What’s the difference between mashed potatoes
and pea soup? Anybody can mash potatoes.
I
was looking for something to read in one of my bookcases and pulled out a
weighty Enough Rope, a collection of
stories by Lawrence Block. By “weighty” I don’t mean deeply meaningful or with
heavy insight. I mean the sucker must weigh about ten pounds. Lawrence Block is
one of my favorite authors, especially in the Matt Scudder series, but he, like
Stephen King, is a driven spinner of tales, a weaver of word webs, and he just
keeps churning out novel after novel, story after story. Tucked in the book was
a slip of paper that I must have placed there several years ago, with tiny
notes to myself referring to interesting things in one of the Scudders, one of which
was the joke at the top of this page—short, funny, a little dark, just like
Matt Scudder or Keller the hitman. I’m now reading all the stories about
Keller, who, like Scudder, is efficient, plodding, stoic, and somewhat
humorless despite the joke at the top. Keller is such an interesting character,
a sensitive, likeable fellow who collects rare stamps when he’s not on one of
his jobs doing a snuff for the mob. After the stories in Enough Rope, I may have to go back and reread all the novels about
Keller. I may have enough rope, but I may not have enough time for all the
things I want to read.
*
* *
I
just switched our cable provider from Direct TV to Dish and our phone and
internet service from Century Link to Cox. Why did I do that? I was unhappy
with Direct because they didn’t have a connection to Netflix and Dish did. I
wanted to watch Netflix movies and series on my television instead of just on
computer and IPad.
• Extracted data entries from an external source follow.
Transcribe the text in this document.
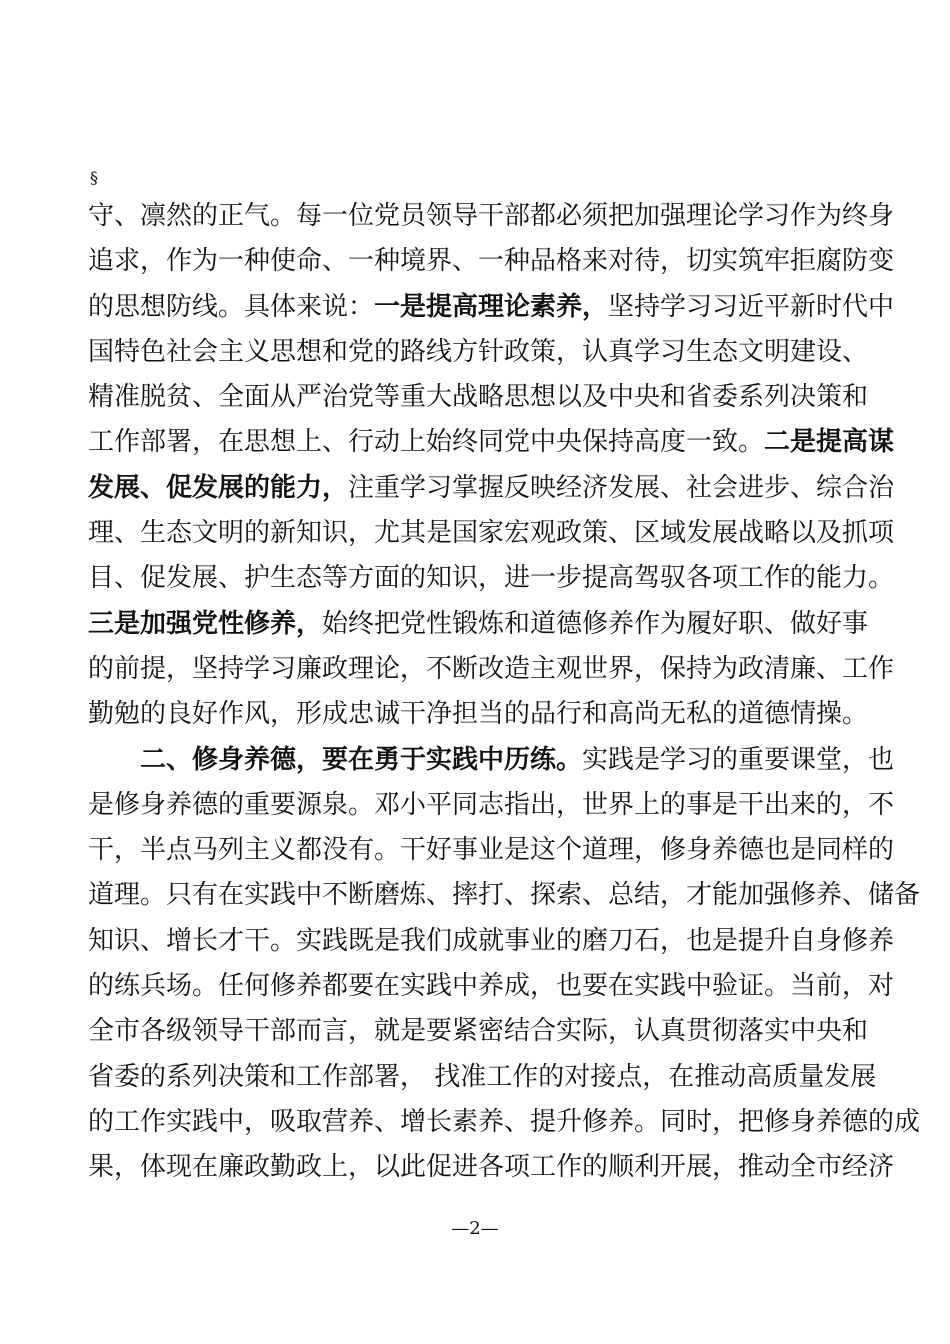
§
守、凛然的正气。每一位党员领导干部都必须把加强理论学习作为终身
追求，作为一种使命、一种境界、一种品格来对待，切实筑牢拒腐防变
的思想防线。具体来说：一是提高理论素养，坚持学习习近平新时代中
国特色社会主义思想和党的路线方针政策，认真学习生态文明建设、
精准脱贫、全面从严治党等重大战略思想以及中央和省委系列决策和
工作部署，在思想上、行动上始终同党中央保持高度一致。二是提高谋
发展、促发展的能力，注重学习掌握反映经济发展、社会进步、综合治
理、生态文明的新知识，尤其是国家宏观政策、区域发展战略以及抓项
目、促发展、护生态等方面的知识，进一步提高驾驭各项工作的能力。
三是加强党性修养，始终把党性锻炼和道德修养作为履好职、做好事
的前提，坚持学习廉政理论，不断改造主观世界，保持为政清廉、工作
勤勉的良好作风，形成忠诚干净担当的品行和高尚无私的道德情操。
二、修身养德，要在勇于实践中历练。实践是学习的重要课堂，也
是修身养德的重要源泉。邓小平同志指出，世界上的事是干出来的，不
干，半点马列主义都没有。干好事业是这个道理，修身养德也是同样的
道理。只有在实践中不断磨炼、摔打、探索、总结，才能加强修养、储备
知识、增长才干。实践既是我们成就事业的磨刀石，也是提升自身修养
的练兵场。任何修养都要在实践中养成，也要在实践中验证。当前，对
全市各级领导干部而言，就是要紧密结合实际，认真贯彻落实中央和
省委的系列决策和工作部署， 找准工作的对接点，在推动高质量发展
的工作实践中，吸取营养、增长素养、提升修养。同时，把修身养德的成
果，体现在廉政勤政上，以此促进各项工作的顺利开展，推动全市经济
—2—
And the price, at least for two years, was considerably less
than what I was paying. I didn’t realize that Dish had to take down the Direct
TV dish and replace it with theirs. I called Direct to see what I was supposed
to do with their dish, which was now lying dead on its side up against the
house. “We don’t want it back,” I was told. “It’s yours, so you can do anything
you want.” So, I can either leave it where it lies or I can hope our garbage
service will take it. What a waste. And this morning the service man from Cox
showed up. I had no idea the switchover was going to be so complicated. He was
here for nearly three hours. He had to run a new cable from the phone box to the
house. I scratch my head. Why couldn’t Cox have used the same line we’d had
forever? I thought this would be a ten-minute job of switching my old modem to the
new and the phone switch handled seamlessly at the Cox office. Wrong, by almost
three hours.
Why
do we learn life’s lessons only after it’s too late and not before? At my age,
you’d think I’d already learned all the lessons I’d ever need. Not so. And with
the speed of technical advances, I’ve probably still got a lot to learn.